Emergenza caldo

Aumento record delle temperature a Viterbo: bollino rosso in arrivo

Viterbo registra un incremento termico di 7,5 gradi in 50 anni, tornando a soffrire per il caldo.

Aumento record delle temperature a Viterbo: bollino rosso in arrivo

Viterbo torna a essere colpita da ondate di caldo, con il ministero della Salute che ha emesso il bollino rosso per i giorni finali di luglio e l’inizio di agosto. Le temperature sono previste in aumento, raggiungendo i 37-38 gradi, dopo una settimana di relativa calma. Questo fenomeno non è isolato, ma si inserisce in un contesto di crescente crisi climatica che colpisce il Lazio, con Viterbo che si distingue per l’aumento delle temperature.
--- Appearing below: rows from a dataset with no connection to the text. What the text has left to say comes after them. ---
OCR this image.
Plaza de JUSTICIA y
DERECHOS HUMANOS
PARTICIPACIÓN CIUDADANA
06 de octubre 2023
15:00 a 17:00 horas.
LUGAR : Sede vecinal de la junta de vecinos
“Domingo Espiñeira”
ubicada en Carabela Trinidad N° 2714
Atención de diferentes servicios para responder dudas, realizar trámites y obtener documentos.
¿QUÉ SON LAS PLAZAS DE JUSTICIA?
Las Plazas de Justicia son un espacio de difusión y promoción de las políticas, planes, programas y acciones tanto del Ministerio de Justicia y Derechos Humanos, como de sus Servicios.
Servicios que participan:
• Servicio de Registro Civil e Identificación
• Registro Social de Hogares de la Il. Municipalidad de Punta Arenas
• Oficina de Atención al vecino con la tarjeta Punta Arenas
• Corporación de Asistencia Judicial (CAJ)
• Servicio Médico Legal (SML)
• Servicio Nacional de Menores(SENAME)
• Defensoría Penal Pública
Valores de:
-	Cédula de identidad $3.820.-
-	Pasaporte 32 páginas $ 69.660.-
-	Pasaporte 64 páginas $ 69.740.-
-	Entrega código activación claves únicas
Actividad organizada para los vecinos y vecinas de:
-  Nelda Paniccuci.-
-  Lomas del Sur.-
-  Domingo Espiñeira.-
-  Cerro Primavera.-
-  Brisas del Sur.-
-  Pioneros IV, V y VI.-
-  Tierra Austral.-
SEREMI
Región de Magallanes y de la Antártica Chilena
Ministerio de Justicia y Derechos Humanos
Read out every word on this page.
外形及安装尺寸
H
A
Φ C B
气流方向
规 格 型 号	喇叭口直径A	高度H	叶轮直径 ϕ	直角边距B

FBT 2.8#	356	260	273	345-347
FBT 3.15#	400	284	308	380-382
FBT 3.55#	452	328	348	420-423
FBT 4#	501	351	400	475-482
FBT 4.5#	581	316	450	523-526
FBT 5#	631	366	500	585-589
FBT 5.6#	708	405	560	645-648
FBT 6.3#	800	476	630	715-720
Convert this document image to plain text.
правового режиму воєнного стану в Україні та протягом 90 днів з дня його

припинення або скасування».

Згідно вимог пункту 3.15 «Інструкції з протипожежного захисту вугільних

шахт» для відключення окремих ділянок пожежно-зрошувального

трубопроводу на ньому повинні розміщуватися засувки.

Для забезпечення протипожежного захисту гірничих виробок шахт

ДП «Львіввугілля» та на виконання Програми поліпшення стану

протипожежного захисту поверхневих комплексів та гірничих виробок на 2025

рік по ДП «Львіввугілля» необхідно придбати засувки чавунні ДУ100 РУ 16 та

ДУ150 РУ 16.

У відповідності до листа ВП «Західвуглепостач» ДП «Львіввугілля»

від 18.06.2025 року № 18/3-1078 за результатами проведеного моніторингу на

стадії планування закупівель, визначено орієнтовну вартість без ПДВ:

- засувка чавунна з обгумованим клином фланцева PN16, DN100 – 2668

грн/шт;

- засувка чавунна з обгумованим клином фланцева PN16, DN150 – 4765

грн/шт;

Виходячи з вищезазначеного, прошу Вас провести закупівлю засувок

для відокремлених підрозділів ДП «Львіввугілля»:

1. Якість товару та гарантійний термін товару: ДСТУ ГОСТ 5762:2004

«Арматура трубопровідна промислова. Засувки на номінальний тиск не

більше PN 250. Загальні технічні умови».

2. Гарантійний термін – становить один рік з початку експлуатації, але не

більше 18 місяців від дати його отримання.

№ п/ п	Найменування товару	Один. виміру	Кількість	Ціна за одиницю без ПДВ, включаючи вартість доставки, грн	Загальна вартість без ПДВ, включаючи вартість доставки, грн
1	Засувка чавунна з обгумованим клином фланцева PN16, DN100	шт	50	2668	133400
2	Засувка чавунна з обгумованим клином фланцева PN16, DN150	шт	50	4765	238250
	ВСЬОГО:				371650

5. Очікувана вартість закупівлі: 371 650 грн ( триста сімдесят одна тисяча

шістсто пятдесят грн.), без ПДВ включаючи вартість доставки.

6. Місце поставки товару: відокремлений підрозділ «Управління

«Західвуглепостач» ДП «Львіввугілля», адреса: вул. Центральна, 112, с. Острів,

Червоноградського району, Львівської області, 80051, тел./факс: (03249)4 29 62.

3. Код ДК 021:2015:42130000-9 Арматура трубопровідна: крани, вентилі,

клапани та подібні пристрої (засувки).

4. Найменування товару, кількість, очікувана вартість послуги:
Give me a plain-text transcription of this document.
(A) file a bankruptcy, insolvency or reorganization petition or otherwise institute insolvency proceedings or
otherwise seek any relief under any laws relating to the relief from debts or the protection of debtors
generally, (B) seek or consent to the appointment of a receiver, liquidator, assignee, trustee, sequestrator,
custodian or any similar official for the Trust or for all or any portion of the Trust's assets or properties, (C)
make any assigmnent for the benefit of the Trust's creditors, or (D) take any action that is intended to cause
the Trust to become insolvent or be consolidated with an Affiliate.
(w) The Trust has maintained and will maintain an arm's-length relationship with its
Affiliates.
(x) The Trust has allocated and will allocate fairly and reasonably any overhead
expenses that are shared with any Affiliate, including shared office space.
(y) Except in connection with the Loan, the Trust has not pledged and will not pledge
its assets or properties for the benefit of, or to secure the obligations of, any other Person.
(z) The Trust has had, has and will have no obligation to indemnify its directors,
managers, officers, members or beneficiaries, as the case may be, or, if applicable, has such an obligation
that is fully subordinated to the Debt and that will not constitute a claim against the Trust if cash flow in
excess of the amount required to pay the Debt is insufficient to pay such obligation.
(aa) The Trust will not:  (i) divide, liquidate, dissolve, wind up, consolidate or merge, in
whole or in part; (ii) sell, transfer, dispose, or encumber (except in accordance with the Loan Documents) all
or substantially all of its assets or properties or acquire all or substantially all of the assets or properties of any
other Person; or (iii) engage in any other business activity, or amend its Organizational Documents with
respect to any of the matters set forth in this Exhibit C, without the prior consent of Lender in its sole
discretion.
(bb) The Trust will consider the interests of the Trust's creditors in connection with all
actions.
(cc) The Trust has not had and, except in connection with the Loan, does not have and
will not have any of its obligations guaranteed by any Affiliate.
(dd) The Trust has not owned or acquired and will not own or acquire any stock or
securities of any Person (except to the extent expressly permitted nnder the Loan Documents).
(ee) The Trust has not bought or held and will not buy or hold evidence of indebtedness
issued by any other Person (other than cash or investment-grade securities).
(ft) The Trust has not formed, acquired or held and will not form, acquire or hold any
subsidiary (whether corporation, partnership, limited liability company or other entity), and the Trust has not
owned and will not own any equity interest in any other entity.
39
Un’indagine condotta da Legambiente e Tgr Lazio ha analizzato l’andamento climatico nei venti comuni più popolosi della regione, evidenziando come Viterbo abbia registrato un incremento termico significativo. Nel capoluogo della Tuscia, la temperatura media di giugno è passata da 19,4 gradi nel 1975 a 26,9 gradi nel 2025, con un aumento complessivo di 7,5 gradi. Questo dato è particolarmente allarmante in un contesto in cui altre città, come Guidonia Montecelio, hanno visto un incremento di quasi 8 gradi.

Analisi del decennio

Le analisi più recenti confermano una tendenza al surriscaldamento costante per il territorio viterbese. Nel giugno 2026, la media termica mensile ha raggiunto i 27,4 gradi, con un incremento di 3,9 gradi negli ultimi dieci anni. Questo scenario rende le estati sempre più lunghe e difficili da sostenere, posizionando Viterbo subito dietro ai record negativi di Guidonia Montecelio e altre località come Terracina e Latina.

Per affrontare le criticità ambientali e climatiche, il presidente di Legambiente Lazio, Roberto Scacchi, ha sottolineato l’urgenza di interventi. Le città stanno diventando sempre più invivibili, con temperature insostenibili sia di giorno che di notte. Scacchi ha evidenziato la necessità di contrastare le emissioni climalteranti attraverso una mobilità sostenibile, l’uso di energie rinnovabili e la riconversione verde dell’industria. È fondamentale anche ripensare l’urbanistica, creando rifugi climatici e aumentando le aree verdi per rendere le città più vivibili.